Denise gazed across a theatre filled with more than 1,000 people who had known little of her mothers extraordinary life only two hours earlier. People were sobbing, she said. It was surreal. Just incredible. And then, as a projector replayed rare footage of Beryl powering along on two wheels, the statistics from a career that was quite plausibly the finest in all cycling history were narrated by Peake:

Time trialling: British Best All-Rounder, champion 25 successive years. The first woman to beat a time of 1 hour for 25 miles. The first woman to beat a time of 2 hours for 50 miles. The first woman to beat a time of 4 hours for 100 miles. Track racing: 3,000 metres pursuit, world champion five times, national champion thirteen times. The first woman to beat a time of 4 minutes. Road racing: world champion twice, national champion twelve times. In 1967 she became the only woman to beat a mens competition record, riding 277.25 miles in 12 hours. Awarded the MBE in 1964 and the OBE in 1968. Beryl Burton.

As the curtain came down, the tears that had just been shed slowly turned into a climax of cheers. People rose to their feet and loudly acknowledged the accomplishments of a local champion who had literally pedalled herself to death just a few miles up the road.

The sudden end to Beryl Burtons life following heart failure while out delivering invites for her fifty-ninth birthday sent a jolt shuddering through British cycling. The years when she dominated the sport had long passed, but she remained a familiar face on the domestic scene and, although it was a time when such news travelled more slowly, the outpouring of correspondence that appeared in Cycling magazine just four days later was overwhelming.

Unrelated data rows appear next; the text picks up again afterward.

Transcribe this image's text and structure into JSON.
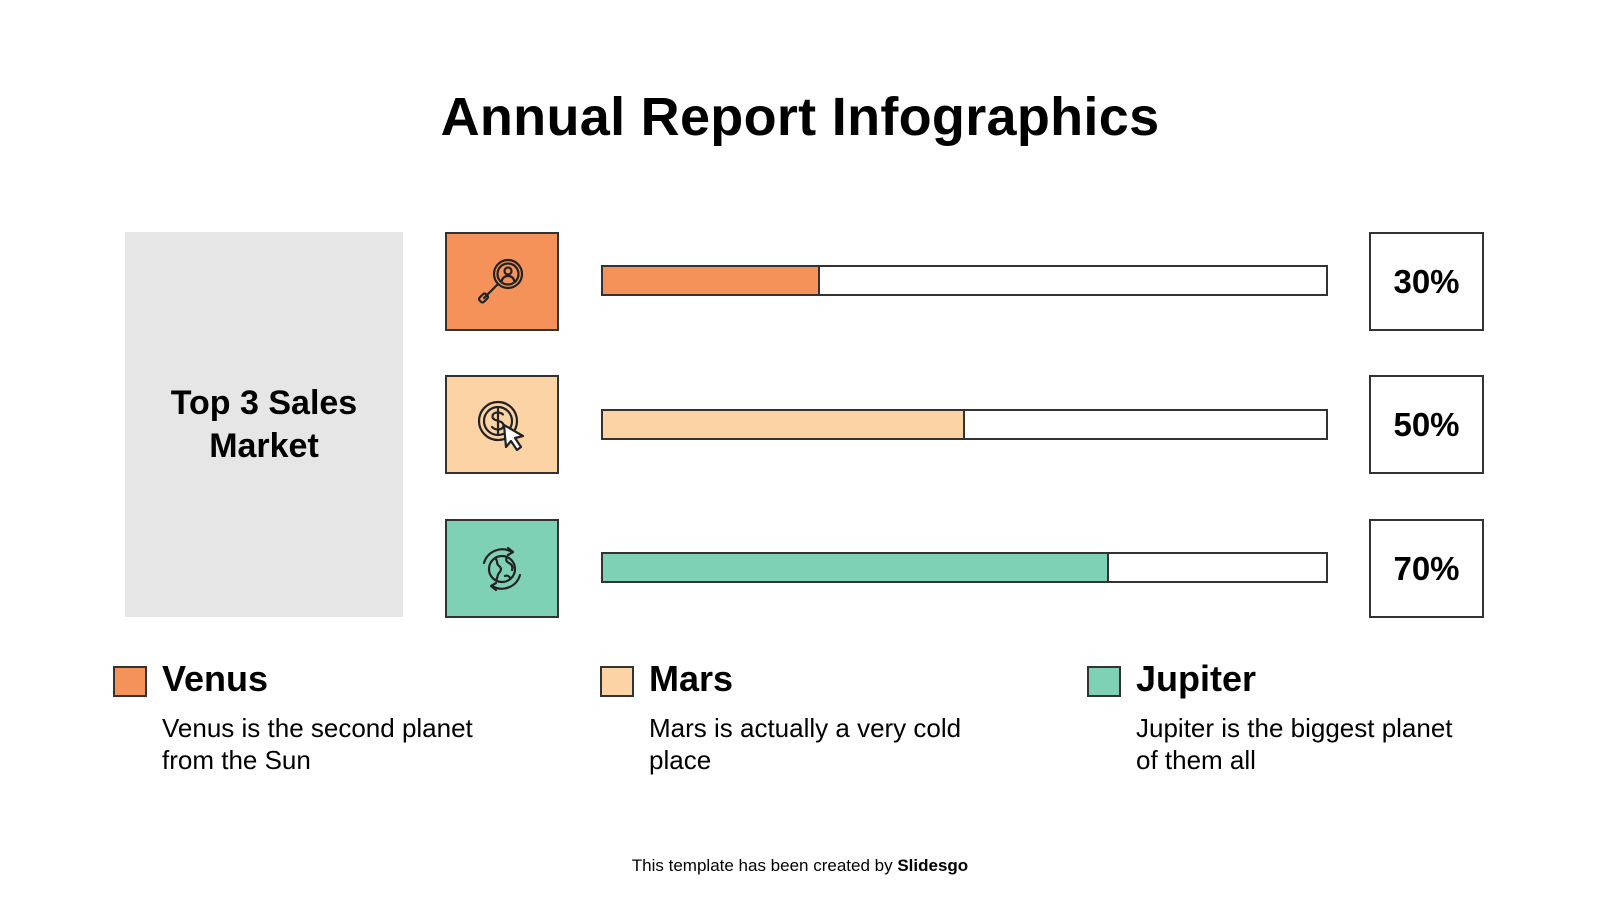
{
  "title": "Annual Report Infographics",
  "side_label": "Top 3 Sales Market",
  "colors": {
    "venus": "#f5925a",
    "mars": "#fbd3a5",
    "jupiter": "#7fd1b6",
    "panel": "#e6e6e6",
    "stroke": "#333333"
  },
  "chart_data": {
    "type": "bar",
    "orientation": "horizontal",
    "categories": [
      "Venus",
      "Mars",
      "Jupiter"
    ],
    "values": [
      30,
      50,
      70
    ],
    "value_labels": [
      "30%",
      "50%",
      "70%"
    ],
    "unit": "%",
    "xlim": [
      0,
      100
    ],
    "title": "Top 3 Sales Market",
    "icons": [
      "search-person-icon",
      "dollar-click-icon",
      "globe-cycle-icon"
    ]
  },
  "legend": [
    {
      "name": "Venus",
      "desc": "Venus is the second planet from the Sun"
    },
    {
      "name": "Mars",
      "desc": "Mars is actually a very cold place"
    },
    {
      "name": "Jupiter",
      "desc": "Jupiter is the biggest planet of them all"
    }
  ],
  "footer": {
    "prefix": "This template has been created by",
    "brand": "Slidesgo"
  }
}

It underlined not just the shock at her unexpected passing but also an enduring and undiluted awe at her achievements. Graham Webb was the 1967 mens world amateur road race champion and had competed against Eddy Merckx when cyclings cannibal was in his prime. Webb wrote in to assert that Beryl was the greatest racing cyclist who ever lived. Eileen Sheridan, another pioneer for womens cycling, described her as quite simply the greatest sportswoman of all time. Peter McGrath, the chairman of the Road Time Trials Council, said that Beryl was not just one of the greatest cyclists ever, but one of the greatest athletes. Beryls clubmate and friend Malcolm Cowgill contended that undoubtedly the greatest cyclist of all time was also unfortunate. If she had achieved comparable feats in a different era or in a more popular sport, often beating the best male competition, she would have been a household name all over the world, he wrote. The Yorkshire Evening Posts John Morgan agreed that Beryl would have earned a million or more on the continent and walked as tall as the Eiffel Tower.

*

I saw Beryl Burton in person just once, in the summer of 1984. I was eight and, although that may seem like an impossibly young age, it was sufficient to leave a lasting impression. Sebastian Coe and Daley Thompson at the Los Angeles Olympics and Evertons FA Cup triumph against Watford at Wembley are literally my only other memories of that entire year. Beryl was riding in the national womens 25-mile time trial championship, which was being staged in Ringwood, about 35 miles from our home in Andover. My father was a keen club cyclist, very much of the touring rather than racing variety, but sufficiently curious to join a considerable roadside throng. It was a time when cycling had a rather different place in the fabric of British sport and, although Beryl could have walked down the nearby Bournemouth promenade unnoticed, this was a vibrant little pocket of European culture in which she was revered.